One fall, about 30 years ago, I met Mark’s cousin, Cathy Knopp, and her dad, John, at a football game. We watched the end of the game with them from the sidelines and decided to get a snack somewhere after the game and visit.
Easy to be with from the moment I met her, Cathy and I had a lot in common. During the course of our conversation, she got Mark’s attention and chided him with, “I like this one, Mark. Better keep her.”
I was thinking that I wouldn’t mind having this girl in my life, and her comment sealed my feelings for her. In Mark’s family (so big compared to mine), I’d met dozens of his wonderful cousins, but Cathy Sue was tops.
We rekindled the sparks between us at reunions maybe once a year. We always said we’d try to stay in better touch. Though she lived and taught high school English in Indiana, she came home to the family’s dairy farm for holiday times and usually at some point during most summers while she was off school, yet over the years we never got around to doing the things we said we were going to do 30 years ago.
Our family holiday gathering this past Christmas enabled our Kathie to get to know her dad’s cousin Cathy for the first time. Since my Kathie is a lot like me, I wasn’t surprised they hit it off. They both loved theater and the arts, and I was pleased they were so engrossed in talk since this party was supposed to have been one of those “family things that’s boring.” My daughter: “I won’t know anybody, and there won’t be anything to do.”
The two Cathys/Kathies agreed they’d get together the next time teacher Cathy took students on a trip to a special theater production during the summer.
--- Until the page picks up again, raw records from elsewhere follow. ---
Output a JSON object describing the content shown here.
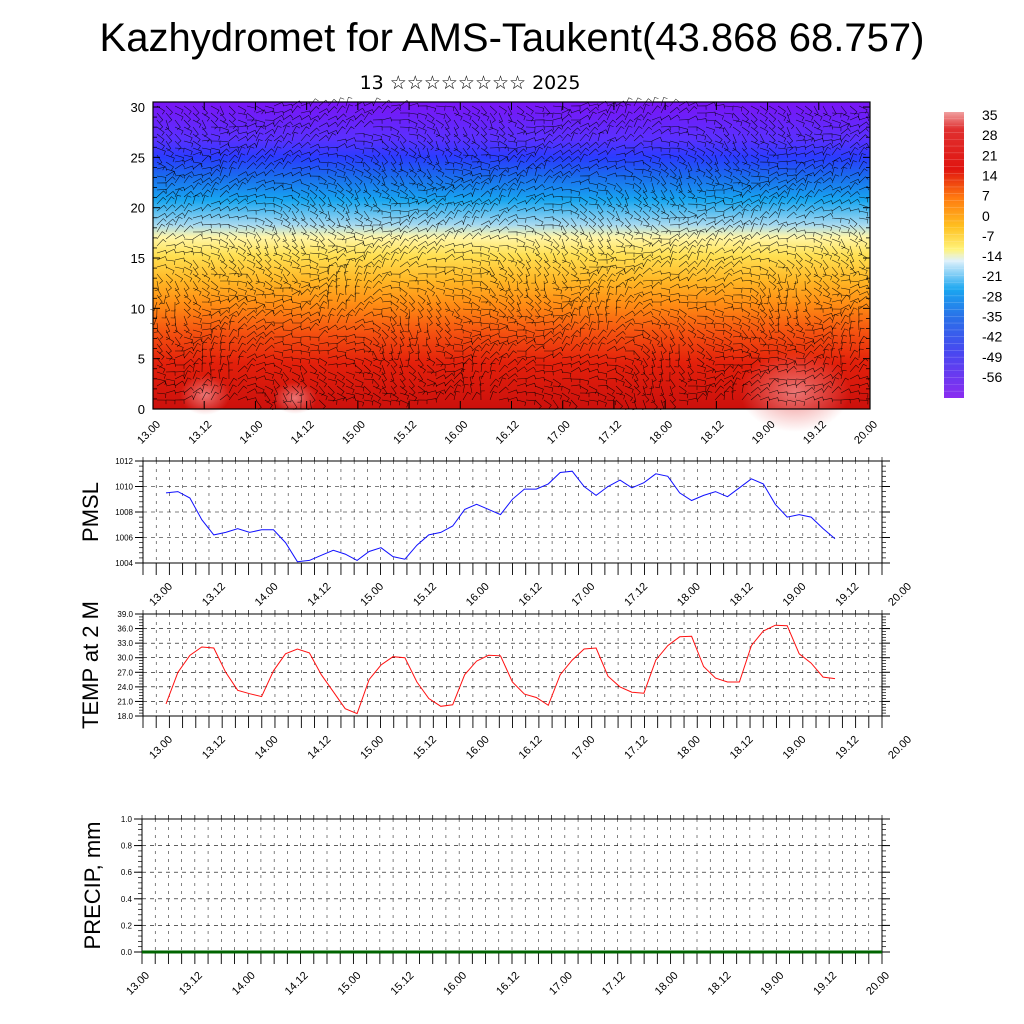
{
  "title": "Kazhydromet for AMS-Taukent(43.868 68.757)",
  "subtitle": "13 ☆☆☆☆☆☆☆☆ 2025",
  "chart_data": [
    {
      "type": "heatmap",
      "name": "cross-section",
      "x_tick_labels": [
        "13.00",
        "13.12",
        "14.00",
        "14.12",
        "15.00",
        "15.12",
        "16.00",
        "16.12",
        "17.00",
        "17.12",
        "18.00",
        "18.12",
        "19.00",
        "19.12",
        "20.00"
      ],
      "y_tick_labels": [
        "0",
        "5",
        "10",
        "15",
        "20",
        "25",
        "30"
      ],
      "ylim": [
        0,
        30.5
      ],
      "colorbar_labels": [
        "35",
        "28",
        "21",
        "14",
        "7",
        "0",
        "-7",
        "-14",
        "-21",
        "-28",
        "-35",
        "-42",
        "-49",
        "-56"
      ],
      "colorbar_range": [
        -60,
        38
      ],
      "overlay": "wind barbs"
    },
    {
      "type": "line",
      "name": "pmsl",
      "ylabel": "PMSL",
      "ylim": [
        1004,
        1012
      ],
      "y_tick_labels": [
        "1004",
        "1006",
        "1008",
        "1010",
        "1012"
      ],
      "x_tick_labels": [
        "13.00",
        "13.12",
        "14.00",
        "14.12",
        "15.00",
        "15.12",
        "16.00",
        "16.12",
        "17.00",
        "17.12",
        "18.00",
        "18.12",
        "19.00",
        "19.12",
        "20.00"
      ],
      "color": "#1010ff",
      "values": [
        1009.5,
        1009.6,
        1009.1,
        1007.4,
        1006.2,
        1006.4,
        1006.7,
        1006.4,
        1006.6,
        1006.6,
        1005.6,
        1004.1,
        1004.2,
        1004.6,
        1005.0,
        1004.7,
        1004.2,
        1004.9,
        1005.2,
        1004.5,
        1004.3,
        1005.4,
        1006.2,
        1006.4,
        1006.9,
        1008.2,
        1008.6,
        1008.2,
        1007.8,
        1009.0,
        1009.8,
        1009.8,
        1010.2,
        1011.1,
        1011.2,
        1010.0,
        1009.3,
        1010.0,
        1010.5,
        1009.9,
        1010.3,
        1011.0,
        1010.8,
        1009.5,
        1008.9,
        1009.3,
        1009.6,
        1009.2,
        1009.9,
        1010.6,
        1010.2,
        1008.6,
        1007.6,
        1007.8,
        1007.6,
        1006.7,
        1005.9
      ]
    },
    {
      "type": "line",
      "name": "temp2m",
      "ylabel": "TEMP at 2 M",
      "ylim": [
        18.0,
        39.0
      ],
      "y_tick_labels": [
        "18.0",
        "21.0",
        "24.0",
        "27.0",
        "30.0",
        "33.0",
        "36.0",
        "39.0"
      ],
      "x_tick_labels": [
        "13.00",
        "13.12",
        "14.00",
        "14.12",
        "15.00",
        "15.12",
        "16.00",
        "16.12",
        "17.00",
        "17.12",
        "18.00",
        "18.12",
        "19.00",
        "19.12",
        "20.00"
      ],
      "color": "#ff1010",
      "values": [
        20.5,
        27.0,
        30.5,
        32.2,
        32.0,
        27.0,
        23.3,
        22.6,
        22.0,
        27.3,
        30.8,
        31.8,
        31.0,
        26.5,
        23.0,
        19.5,
        18.5,
        25.5,
        28.5,
        30.2,
        30.0,
        25.0,
        21.6,
        20.0,
        20.3,
        26.5,
        29.3,
        30.5,
        30.4,
        25.0,
        22.5,
        21.8,
        20.2,
        26.5,
        29.5,
        31.8,
        32.0,
        26.2,
        24.0,
        22.9,
        22.7,
        29.5,
        32.5,
        34.3,
        34.4,
        28.2,
        25.8,
        25.0,
        25.0,
        32.5,
        35.5,
        36.7,
        36.6,
        30.8,
        28.9,
        26.0,
        25.7
      ]
    },
    {
      "type": "line",
      "name": "precip",
      "ylabel": "PRECIP, mm",
      "ylim": [
        0.0,
        1.0
      ],
      "y_tick_labels": [
        "0.0",
        "0.2",
        "0.4",
        "0.6",
        "0.8",
        "1.0"
      ],
      "x_tick_labels": [
        "13.00",
        "13.12",
        "14.00",
        "14.12",
        "15.00",
        "15.12",
        "16.00",
        "16.12",
        "17.00",
        "17.12",
        "18.00",
        "18.12",
        "19.00",
        "19.12",
        "20.00"
      ],
      "color": "#006400",
      "values": [
        0,
        0,
        0,
        0,
        0,
        0,
        0,
        0,
        0,
        0,
        0,
        0,
        0,
        0,
        0,
        0,
        0,
        0,
        0,
        0,
        0,
        0,
        0,
        0,
        0,
        0,
        0,
        0,
        0,
        0,
        0,
        0,
        0,
        0,
        0,
        0,
        0,
        0,
        0,
        0,
        0,
        0,
        0,
        0,
        0,
        0,
        0,
        0,
        0,
        0,
        0,
        0,
        0,
        0,
        0,
        0,
        0
      ]
    }
  ],
  "colors": {
    "heat_stops": [
      "#7f10f5",
      "#4a4aff",
      "#2060f0",
      "#1aa0f0",
      "#9fd6f0",
      "#e6f4fb",
      "#fff57a",
      "#ffd23a",
      "#ffa41a",
      "#ff7410",
      "#f0400d",
      "#e01209",
      "#c40d0d",
      "#e87070"
    ]
  }
}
Though they were generations apart, I hoped my daughter could do the bonding I never seemed to have accomplished with my husband’s cousin.
Now, half a year later, it’s too late. In July, Cathy Sue died at the school where she’d taught for more than 30 years. None of the things we talked about will ever happen – not the friendship between us that could have grown over the years, not a bonding with my daughter that could have been even better than one with me, not even another summer trip with her students.
I’m in my 50s. People die every day who are in their 50s. Do I think it can’t happen to me? Am I so young at heart that I’m looking ahead and missing things that are right in front of me today?
Our best intentions didn’t happen for me and Mark’s cousin. I loved Cathy Sue; I’m sure she never knew just how much.
Don’t let good intentions slip away. If there’s someone you’ve meant to get to know, that you meant to talk to, or hug, or tell that you love them, do it today. Do it every day.